Any recruiting at the school marks a significant change from past relations with the armed forces.

In 1991, military recruiting at the school ceased after school district hearings with the Cambridge Peace Commission and the Cambridge Human Rights Commission, a city department charged with enforcing nondiscrimination ordinances.

“It wasn’t even a political decision,” Hoffman said. “It was recognizing a legal recommendation.”A city ordinance bans employment discrimination on several grounds, including sexual orientation, and the Human Rights Commission objected to the military’s policy of discharging openly gay and lesbian service members.

The rationale was similar to that given by the opponents of military recruiting at HLS, who focus on the military’s “don’t ask, don’t tell” policy, which they say unfairly discriminates against openly gay and lesbian service members and violates Harvard’s non-discrimination policies.

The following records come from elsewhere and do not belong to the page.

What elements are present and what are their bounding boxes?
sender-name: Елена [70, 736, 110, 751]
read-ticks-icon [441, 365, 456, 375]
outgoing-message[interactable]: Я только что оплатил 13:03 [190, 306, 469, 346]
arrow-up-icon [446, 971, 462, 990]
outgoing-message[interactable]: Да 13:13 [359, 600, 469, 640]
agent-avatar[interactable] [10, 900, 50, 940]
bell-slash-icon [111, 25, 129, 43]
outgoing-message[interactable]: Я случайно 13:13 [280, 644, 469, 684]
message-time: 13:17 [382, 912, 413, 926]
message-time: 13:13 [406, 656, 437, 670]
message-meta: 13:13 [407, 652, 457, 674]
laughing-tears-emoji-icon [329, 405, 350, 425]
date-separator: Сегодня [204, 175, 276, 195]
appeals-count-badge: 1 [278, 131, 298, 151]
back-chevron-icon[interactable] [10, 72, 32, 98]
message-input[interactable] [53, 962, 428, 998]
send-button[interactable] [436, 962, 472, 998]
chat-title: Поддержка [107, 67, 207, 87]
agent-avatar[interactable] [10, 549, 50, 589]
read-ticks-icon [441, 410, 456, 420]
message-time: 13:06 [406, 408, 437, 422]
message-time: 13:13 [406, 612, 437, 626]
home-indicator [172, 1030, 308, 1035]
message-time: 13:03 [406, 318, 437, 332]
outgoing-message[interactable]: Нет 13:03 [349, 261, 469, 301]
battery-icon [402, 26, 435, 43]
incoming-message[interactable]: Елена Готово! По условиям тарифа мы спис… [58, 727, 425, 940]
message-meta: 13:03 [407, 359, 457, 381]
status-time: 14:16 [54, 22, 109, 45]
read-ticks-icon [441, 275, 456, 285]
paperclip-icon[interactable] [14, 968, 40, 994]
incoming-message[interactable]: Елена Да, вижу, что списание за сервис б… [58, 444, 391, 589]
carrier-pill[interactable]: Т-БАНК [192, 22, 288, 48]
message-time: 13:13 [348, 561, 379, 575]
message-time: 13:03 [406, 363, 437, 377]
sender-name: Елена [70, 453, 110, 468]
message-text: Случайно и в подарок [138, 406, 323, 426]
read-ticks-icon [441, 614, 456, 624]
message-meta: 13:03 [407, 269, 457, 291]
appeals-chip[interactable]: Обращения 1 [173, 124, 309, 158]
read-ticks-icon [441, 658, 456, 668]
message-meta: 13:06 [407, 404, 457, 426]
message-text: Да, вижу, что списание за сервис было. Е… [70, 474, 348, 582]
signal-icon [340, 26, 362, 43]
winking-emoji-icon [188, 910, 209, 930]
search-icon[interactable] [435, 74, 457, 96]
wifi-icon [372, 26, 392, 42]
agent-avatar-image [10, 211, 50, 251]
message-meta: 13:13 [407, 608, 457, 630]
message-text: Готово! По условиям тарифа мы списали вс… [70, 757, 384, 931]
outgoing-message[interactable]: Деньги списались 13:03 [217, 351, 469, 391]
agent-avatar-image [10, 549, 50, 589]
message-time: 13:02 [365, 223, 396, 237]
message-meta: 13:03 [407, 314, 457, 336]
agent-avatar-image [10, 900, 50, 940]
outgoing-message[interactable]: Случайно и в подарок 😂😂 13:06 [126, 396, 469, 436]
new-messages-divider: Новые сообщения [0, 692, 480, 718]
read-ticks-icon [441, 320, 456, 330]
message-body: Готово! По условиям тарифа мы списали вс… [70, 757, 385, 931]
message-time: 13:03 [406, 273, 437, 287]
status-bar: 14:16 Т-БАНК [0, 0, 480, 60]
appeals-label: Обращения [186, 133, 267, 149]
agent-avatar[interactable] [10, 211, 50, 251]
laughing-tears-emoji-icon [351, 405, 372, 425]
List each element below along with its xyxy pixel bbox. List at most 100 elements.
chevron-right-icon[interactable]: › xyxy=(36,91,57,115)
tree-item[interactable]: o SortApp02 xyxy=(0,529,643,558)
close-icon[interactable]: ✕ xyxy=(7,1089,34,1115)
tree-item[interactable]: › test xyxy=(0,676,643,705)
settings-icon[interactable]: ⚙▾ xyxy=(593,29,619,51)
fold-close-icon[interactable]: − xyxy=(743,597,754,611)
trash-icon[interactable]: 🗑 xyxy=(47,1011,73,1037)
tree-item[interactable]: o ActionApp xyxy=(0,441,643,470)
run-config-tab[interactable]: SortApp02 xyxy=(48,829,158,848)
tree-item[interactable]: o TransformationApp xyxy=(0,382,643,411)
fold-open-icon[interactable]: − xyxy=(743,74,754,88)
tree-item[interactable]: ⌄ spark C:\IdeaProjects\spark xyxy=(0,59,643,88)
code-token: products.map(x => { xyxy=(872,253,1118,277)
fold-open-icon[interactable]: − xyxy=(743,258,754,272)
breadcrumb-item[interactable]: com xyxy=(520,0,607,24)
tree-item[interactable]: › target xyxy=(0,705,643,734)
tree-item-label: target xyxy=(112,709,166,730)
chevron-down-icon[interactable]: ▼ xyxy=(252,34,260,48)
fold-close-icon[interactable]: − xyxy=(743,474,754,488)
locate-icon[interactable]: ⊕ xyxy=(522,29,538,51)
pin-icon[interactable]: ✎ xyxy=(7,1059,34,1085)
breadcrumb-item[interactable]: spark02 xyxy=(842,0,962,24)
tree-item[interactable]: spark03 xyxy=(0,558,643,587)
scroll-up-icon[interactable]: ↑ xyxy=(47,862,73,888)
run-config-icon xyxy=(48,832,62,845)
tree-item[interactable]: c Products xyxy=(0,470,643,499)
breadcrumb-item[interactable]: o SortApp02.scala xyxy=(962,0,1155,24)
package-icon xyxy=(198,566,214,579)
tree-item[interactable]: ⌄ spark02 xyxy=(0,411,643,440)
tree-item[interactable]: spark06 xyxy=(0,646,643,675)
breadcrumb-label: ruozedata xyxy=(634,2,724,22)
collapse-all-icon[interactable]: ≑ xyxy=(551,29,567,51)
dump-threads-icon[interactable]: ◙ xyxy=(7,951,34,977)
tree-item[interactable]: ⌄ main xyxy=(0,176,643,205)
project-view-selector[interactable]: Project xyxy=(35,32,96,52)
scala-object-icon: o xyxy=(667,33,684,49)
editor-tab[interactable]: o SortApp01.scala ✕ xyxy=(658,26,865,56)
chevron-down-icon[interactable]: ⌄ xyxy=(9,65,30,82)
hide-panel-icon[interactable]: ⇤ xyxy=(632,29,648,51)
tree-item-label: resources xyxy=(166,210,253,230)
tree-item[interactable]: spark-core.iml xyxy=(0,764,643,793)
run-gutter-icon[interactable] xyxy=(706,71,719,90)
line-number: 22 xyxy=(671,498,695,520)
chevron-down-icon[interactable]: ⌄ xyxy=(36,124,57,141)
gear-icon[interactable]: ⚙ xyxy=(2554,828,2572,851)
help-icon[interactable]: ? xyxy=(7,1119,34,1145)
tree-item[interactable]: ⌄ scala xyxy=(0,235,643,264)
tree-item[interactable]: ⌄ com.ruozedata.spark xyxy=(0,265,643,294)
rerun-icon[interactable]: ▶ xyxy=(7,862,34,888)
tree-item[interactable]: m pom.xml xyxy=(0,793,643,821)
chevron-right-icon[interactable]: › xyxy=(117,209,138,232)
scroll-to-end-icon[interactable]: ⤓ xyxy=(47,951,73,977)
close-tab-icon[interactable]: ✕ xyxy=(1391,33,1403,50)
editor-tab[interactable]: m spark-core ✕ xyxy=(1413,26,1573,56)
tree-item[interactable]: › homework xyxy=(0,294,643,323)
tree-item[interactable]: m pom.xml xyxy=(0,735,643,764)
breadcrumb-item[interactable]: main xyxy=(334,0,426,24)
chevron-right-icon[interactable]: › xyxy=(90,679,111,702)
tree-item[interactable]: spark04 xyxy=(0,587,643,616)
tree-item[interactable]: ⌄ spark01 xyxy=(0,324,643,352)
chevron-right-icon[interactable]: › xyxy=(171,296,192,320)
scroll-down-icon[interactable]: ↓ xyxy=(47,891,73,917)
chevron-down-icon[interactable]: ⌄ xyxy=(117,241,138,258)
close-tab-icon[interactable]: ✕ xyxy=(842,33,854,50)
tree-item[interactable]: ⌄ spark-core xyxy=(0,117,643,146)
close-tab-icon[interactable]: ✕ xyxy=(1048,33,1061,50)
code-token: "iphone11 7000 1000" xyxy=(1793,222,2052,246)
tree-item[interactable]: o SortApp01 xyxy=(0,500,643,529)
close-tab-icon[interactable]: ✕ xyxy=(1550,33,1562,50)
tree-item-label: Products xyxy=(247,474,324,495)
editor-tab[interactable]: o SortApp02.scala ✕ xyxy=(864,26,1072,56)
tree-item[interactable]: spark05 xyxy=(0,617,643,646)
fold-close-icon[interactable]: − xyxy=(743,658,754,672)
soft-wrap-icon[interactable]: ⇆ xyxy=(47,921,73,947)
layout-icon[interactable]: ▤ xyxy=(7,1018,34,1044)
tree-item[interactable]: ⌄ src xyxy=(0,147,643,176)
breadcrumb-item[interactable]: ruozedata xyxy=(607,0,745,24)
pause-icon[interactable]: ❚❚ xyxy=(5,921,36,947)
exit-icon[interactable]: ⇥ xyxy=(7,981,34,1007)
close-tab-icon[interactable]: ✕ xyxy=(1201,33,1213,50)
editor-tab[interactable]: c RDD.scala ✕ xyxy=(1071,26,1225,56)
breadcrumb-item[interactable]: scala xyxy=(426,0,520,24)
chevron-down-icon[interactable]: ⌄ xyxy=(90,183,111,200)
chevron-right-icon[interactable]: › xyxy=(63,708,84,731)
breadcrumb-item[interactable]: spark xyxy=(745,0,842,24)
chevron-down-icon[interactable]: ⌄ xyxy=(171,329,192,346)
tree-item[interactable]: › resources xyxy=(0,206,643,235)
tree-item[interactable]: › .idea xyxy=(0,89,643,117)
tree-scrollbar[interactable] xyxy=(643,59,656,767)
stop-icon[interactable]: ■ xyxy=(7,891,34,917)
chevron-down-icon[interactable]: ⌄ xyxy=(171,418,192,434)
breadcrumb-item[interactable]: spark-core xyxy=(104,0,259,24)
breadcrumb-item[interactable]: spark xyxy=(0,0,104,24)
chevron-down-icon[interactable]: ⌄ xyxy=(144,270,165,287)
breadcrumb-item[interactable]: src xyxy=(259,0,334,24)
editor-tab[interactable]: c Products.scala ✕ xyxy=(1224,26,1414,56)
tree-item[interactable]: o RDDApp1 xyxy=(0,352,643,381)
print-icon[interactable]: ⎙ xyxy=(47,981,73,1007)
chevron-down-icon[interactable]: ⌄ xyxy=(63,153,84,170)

The law school has only allowed the military on campus since 2002, when the government threatened to withdraw all funding to the University if HLS continued to enforce its non-discrimination policy against the military.

Similarly, while Rindge and Latin did begin allowing limited, one-on-one student meetings with recruiters in 1996, regular recruiting only resumed at the high school with the mandate of the No Child Left Behind Act. Cambridge Public School officials say the recruiting provisions in the federal No Child Left Behind Act override the schools’ non-discrimination policy.

Recruiting at Rindge and Latin now consists mostly of table displays in hallways or the cafeteria, according to Chuck Shaw, an education specialist with the Army’s New England Recruiting Battalion.